Wherever Leon Rose, the mysterious man who runs the Knicks’ front office, sits atop a pile of protected draft picks, one has to wonder what he’s thinking about Donovan Mitchell these days.
Remembering Summer, Mitchell was supposed to be Nick. The Westchester standout was so presumptuous about Homecoming that he told his friends and family, “Okay, keep this quiet. But maybe it will happen.” Told.
Then the Cavaliers swooped in and Mitchell played like a superstar in Cleveland. The 26-year-old has scored his 30-plus points in eight of his 10 games this season, making him his third leading scorer in the NBA. Even the most optimistic view did not predict Mitchell’s production to be so strong.
There are mixed messages as to why the Knicks failed to track down, and Rose does not answer questions from independent media. It means that I negotiated with such a young player.
In the aftermath, the Knicks have largely lived up to their expectations: average. Grimes is largely unavailable due to lingering leg pain. Julius Randle and RJ Barrett are playing career averages, both good and bad. The Tom Thibodeau-led team faced six of his superstars and, not coincidentally, he lost six against the Pistons on Friday night.
Mitchell. Ja Morant. Giannis Antetokounmpo. Trae Young. Jason Tatum. Kevin Durant.
With the exception of Young, these players completely dominated the Knicks. Across all six, he averaged 29 points, 7.2 rebounds and 9 assists. This underscores Rose’s apparent failure in his third year. The Knicks still don’t have a superstar to face.
Thibodeau was asked about the conundrum and danced around it.
“Every team has strengths and weaknesses,” the coach said before pivoting to a lengthy answer about Durant being difficult to guard.
Excuses claim Mitchell’s trade price was too high to bring the Knicks into contention. A familiar wish sell is that Leon Rose jumps on the next available superstar, but such a strategy is highly unpredictable, if you can call it that. We’ve been hearing about the acquisition of Anthony Towns and Damian Lillard for two years now. They both then signed major expansions.
Expecting players with Mitchell’s ability to become available is a flawed approach. The idea that the Knicks can automatically win the next superstar bidding war is even more problematic. Perhaps Sunday’s opponent at MSG, Shai-Gilgeous Alexander, is forced out of OKC. After signing a $172 million deal last year alone, he likely won’t.
Meanwhile, the Knicks aren’t too enthusiastic about what this season could be. Rose’s decision to re-sign Jalen Brunson caused confusion over direction as he made that deal at the cost of the 11th pick.

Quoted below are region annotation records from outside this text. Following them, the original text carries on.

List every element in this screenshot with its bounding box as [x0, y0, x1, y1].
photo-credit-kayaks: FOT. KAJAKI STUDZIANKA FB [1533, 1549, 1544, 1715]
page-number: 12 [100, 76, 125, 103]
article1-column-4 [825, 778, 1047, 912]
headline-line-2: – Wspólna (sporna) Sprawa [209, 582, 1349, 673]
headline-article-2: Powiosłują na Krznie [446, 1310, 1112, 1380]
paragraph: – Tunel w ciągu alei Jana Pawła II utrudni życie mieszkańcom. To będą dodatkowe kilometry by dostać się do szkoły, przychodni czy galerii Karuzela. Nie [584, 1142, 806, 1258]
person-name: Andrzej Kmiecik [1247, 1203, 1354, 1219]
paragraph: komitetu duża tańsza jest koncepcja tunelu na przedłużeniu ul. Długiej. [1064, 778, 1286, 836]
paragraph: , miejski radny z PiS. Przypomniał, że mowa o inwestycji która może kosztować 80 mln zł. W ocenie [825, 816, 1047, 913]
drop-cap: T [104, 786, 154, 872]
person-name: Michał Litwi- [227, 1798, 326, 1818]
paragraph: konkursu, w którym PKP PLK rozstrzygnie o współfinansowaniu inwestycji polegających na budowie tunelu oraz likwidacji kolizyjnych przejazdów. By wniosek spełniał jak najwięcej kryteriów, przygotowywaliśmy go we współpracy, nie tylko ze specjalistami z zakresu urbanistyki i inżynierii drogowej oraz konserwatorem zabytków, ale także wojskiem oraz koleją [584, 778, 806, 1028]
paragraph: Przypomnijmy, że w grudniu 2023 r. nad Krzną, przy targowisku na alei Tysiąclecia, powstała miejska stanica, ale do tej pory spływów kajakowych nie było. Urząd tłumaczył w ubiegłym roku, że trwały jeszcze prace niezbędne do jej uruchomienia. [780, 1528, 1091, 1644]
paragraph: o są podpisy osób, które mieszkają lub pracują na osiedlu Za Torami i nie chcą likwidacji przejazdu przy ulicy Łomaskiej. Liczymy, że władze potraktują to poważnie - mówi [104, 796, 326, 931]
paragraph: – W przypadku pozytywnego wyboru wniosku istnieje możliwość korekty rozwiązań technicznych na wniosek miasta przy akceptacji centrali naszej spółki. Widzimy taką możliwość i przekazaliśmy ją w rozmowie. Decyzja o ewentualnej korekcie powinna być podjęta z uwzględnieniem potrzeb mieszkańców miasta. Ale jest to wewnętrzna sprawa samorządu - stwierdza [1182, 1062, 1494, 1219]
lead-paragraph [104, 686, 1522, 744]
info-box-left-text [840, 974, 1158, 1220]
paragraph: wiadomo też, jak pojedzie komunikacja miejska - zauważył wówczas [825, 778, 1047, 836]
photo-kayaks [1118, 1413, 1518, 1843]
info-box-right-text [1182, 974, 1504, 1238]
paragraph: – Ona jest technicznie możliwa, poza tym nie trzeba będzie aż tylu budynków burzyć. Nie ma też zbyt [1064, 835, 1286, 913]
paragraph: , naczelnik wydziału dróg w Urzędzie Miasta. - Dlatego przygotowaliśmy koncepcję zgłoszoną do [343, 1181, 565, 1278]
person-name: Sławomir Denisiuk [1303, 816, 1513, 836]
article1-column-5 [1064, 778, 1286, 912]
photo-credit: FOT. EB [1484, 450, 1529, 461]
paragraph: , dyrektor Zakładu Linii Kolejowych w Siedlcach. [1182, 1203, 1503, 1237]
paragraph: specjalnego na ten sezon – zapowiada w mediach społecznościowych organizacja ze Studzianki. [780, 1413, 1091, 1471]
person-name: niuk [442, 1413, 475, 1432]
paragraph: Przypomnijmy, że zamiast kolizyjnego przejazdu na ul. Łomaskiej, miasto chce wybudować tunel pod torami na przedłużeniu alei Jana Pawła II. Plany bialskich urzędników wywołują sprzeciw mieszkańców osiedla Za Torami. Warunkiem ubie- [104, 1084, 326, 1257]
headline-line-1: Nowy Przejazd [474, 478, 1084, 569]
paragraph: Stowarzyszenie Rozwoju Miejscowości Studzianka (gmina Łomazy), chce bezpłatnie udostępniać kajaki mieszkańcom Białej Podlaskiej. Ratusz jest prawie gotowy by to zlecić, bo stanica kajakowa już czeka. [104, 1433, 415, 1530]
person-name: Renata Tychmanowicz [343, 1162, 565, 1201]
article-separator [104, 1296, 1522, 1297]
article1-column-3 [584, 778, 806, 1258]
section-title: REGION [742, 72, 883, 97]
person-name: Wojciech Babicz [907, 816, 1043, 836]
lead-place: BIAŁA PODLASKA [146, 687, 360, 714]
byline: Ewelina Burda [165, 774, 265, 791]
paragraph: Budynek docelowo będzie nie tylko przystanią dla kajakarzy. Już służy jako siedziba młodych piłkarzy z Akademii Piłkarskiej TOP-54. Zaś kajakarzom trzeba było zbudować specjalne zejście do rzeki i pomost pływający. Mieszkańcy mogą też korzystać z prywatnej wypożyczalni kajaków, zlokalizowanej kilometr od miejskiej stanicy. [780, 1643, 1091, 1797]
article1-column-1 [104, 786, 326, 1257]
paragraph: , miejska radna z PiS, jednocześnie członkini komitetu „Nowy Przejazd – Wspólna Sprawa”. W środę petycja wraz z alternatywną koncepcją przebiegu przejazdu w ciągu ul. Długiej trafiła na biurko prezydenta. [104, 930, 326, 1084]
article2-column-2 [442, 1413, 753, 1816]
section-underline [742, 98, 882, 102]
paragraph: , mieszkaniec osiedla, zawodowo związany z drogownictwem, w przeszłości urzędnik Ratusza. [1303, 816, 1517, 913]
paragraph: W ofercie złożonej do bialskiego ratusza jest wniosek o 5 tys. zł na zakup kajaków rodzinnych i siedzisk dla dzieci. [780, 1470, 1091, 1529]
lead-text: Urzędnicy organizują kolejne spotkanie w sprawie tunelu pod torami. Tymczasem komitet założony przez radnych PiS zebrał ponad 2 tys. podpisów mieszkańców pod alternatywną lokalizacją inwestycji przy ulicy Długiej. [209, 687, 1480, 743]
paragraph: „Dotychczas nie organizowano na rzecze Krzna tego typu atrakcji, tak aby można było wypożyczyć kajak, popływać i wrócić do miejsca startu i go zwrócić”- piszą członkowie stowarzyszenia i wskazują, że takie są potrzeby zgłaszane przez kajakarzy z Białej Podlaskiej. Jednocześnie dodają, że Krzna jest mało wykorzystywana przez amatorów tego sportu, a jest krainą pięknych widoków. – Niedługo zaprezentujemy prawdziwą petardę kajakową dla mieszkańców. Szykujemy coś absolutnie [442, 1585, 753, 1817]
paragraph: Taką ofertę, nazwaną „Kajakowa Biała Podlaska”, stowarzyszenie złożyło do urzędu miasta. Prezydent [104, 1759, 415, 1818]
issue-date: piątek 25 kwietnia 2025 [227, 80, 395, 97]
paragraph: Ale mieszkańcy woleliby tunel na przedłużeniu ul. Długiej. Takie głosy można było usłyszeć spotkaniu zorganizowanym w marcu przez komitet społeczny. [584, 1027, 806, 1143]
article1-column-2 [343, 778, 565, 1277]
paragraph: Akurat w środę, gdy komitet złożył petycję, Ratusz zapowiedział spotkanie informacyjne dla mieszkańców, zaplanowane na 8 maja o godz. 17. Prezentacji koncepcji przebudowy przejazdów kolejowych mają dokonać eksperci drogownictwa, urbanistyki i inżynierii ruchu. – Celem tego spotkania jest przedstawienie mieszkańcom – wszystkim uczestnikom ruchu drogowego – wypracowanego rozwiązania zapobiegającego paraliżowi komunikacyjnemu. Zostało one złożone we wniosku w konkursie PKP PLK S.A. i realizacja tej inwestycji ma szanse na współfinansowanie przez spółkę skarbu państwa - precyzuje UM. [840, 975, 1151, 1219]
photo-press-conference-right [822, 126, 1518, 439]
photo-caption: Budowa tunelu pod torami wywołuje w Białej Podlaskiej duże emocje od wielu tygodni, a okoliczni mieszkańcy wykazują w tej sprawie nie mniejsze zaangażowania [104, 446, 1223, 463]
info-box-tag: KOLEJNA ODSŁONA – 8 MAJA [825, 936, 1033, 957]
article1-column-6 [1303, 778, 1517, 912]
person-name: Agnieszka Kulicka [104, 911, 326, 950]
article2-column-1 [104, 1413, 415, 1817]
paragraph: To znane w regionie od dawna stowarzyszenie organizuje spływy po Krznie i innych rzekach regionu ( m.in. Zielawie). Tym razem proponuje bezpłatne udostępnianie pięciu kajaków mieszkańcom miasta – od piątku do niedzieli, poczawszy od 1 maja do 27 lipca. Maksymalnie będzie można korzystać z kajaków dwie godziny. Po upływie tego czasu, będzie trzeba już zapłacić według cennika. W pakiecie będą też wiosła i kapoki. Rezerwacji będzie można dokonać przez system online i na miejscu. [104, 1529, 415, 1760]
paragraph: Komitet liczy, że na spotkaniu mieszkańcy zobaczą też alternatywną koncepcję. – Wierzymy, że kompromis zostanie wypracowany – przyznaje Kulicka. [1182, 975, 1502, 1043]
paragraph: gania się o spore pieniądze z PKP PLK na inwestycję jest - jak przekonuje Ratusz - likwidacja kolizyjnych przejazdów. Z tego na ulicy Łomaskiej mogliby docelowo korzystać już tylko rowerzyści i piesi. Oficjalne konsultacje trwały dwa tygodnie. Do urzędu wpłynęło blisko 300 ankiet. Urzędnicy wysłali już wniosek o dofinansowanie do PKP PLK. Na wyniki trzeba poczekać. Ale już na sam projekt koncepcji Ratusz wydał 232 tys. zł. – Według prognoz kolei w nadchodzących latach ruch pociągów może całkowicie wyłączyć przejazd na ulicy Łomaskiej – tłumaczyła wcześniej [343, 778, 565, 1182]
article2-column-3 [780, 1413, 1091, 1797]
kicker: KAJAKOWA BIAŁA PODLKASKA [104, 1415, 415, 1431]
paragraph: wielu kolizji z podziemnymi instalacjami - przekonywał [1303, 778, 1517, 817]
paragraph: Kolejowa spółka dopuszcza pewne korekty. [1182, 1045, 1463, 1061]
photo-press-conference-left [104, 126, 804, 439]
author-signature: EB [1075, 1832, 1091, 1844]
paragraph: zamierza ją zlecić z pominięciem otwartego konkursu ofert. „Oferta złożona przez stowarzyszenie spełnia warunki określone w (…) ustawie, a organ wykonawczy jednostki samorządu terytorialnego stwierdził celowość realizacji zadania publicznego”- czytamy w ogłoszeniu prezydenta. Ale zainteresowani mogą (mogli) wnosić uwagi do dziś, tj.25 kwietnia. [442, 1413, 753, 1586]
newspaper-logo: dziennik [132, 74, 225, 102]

The Knicks will neither rebuild nor contend. Then there’s the “lack of energy and effort” excuse that’s often used after a loss because it’s a fixable problem. Branson made the latest after Wednesday’s big loss in Brooklyn when his point guard said, “It’s okay…they played harder than us and we didn’t play as hard as we could.” It was from
The real problem with “they have superstars and we don’t” is hard to fix.
“We’re trying to figure ourselves out,” said Derrick Rose.
The Knicks are always ready to turn around in trades if things get out of hand.
Wherever this goes, the Knicks are going to have a hard time finding players like Mitchell.